# FDR State Park Hunt 2012



## chrisclayton33 (Nov 26, 2012)

I got drawn for the FDR state park hunt this year and have never laid eyes on the property. So if anyone is willing to offer any advice as to general areas to check out please shoot me a PM it would be greatly appreciated. I'm going down this Saturday so i will have 3 days before the hunt to do some scouting and hopefully find a good spot.


----------



## markland (Nov 26, 2012)

If you look at any areas that have trails or access you will have plenty of company Sat morning.  Try to find remote, isolated, hard to access areas near thick cover and you will do much better but of course will require alot of effort on your part.  Look at Google and study the maps.  Alot of deer hang out around the red zone areas but they are off limits and usually have plenty of trails and access around them but there are some spots you can get into and just have to work at it.  Good luck


----------



## ga284 (Nov 26, 2012)

Good luck and kill one for Captain Insano


----------



## duckman31822 (Dec 2, 2012)

ive been on the park today looking around.. saw a few does, and alot of buck sign.. im ready!


----------



## GAMHUNTER35 (Dec 2, 2012)

well i hope i gav u a  good spot to start


----------



## Dupree (Dec 2, 2012)

If you don't mind walking over a mile send me a pm and ill give you GPS points for where to park and where to hunt.


----------



## hunter44a (Dec 3, 2012)

4x4powerstrokesd said:


> If you don't mind walking over a mile send me a pm and ill give you GPS points for where to park and where to hunt.

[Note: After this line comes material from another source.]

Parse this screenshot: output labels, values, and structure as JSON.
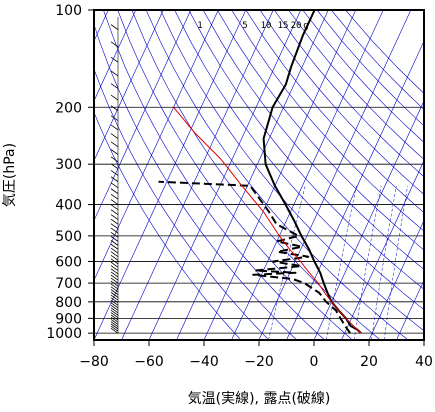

 And bring a toboggan to drag the deer out


----------



## ONEALDODGE (Dec 5, 2012)

*hunt?*

Anyone kill anything? Did any good bucks get spotted? I have always wanted to hunt FDR!


----------



## deerehauler (Dec 5, 2012)

Heard about 12 shots Tuesday did not have any luck my self but sure was a peaceful sit! Curious myself I want to see some pics what came off it!


----------



## C.Killmaster (Dec 6, 2012)

63 hunters, 15 bucks, 1 doe.  Nothing huge, but a couple of good bucks.


----------



## C.Killmaster (Dec 6, 2012)

Deer from FDR
http://forum.gon.com/showthread.php?t=727245


----------



## Judge (Dec 6, 2012)

C.Killmaster said:


> 63 hunters, 15 bucks, 1 doe.  Nothing huge, but a couple of good bucks.



I thought you had to kill a doe before you could kill a buck?


----------



## C.Killmaster (Dec 7, 2012)

Judge said:


> I thought you had to kill a doe before you could kill a buck?



That was only the first year it was hunted.  There was a mistake on the letters sent out to the hunters this year that stated that it was earn-a-buck, which is incorrect.


----------



## peanutman04 (Dec 7, 2012)

C.Killmaster said:


> 63 hunters, 15 bucks, 1 doe.  Nothing huge, but a couple of good bucks.



wow 63 out of 250! the year i went i think there was close to 240 hunters. killmaster do you have the results from the flint river hunts?


----------



## Danny Leigh (Dec 7, 2012)

peanutman04 said:


> wow 63 out of 250! the year i went i think there was close to 240 hunters.



Quota this year was 150 for FDR. Still less than half showed up which is fine with me if I am one of the ones hunting.


----------



## ballvina (Dec 7, 2012)

I was fortunate enough to have taken a nice one from there! I saw 7 deer including the one I took. I wouldnt hesitate to go back. Beautiful but rough country!


----------



## Judge (Dec 7, 2012)

C.Killmaster said:


> That was only the first year it was hunted.  There was a mistake on the letters sent out to the hunters this year that stated that it was earn-a-buck, which is incorrect.



Dang, that was "one" of the reasons I decided not to make the trip up.  I also had already got a good buck and had plenty of meat in the freezer.

I knew that was not listed in the Regs when I applied, but when I got the letter and it said it.  I was like darn rule changes.


----------



## Dupree (Dec 8, 2012)

It was earn a buck when I hunted there. I hunted it in 2010. I think it was the 3rd year it was open.


----------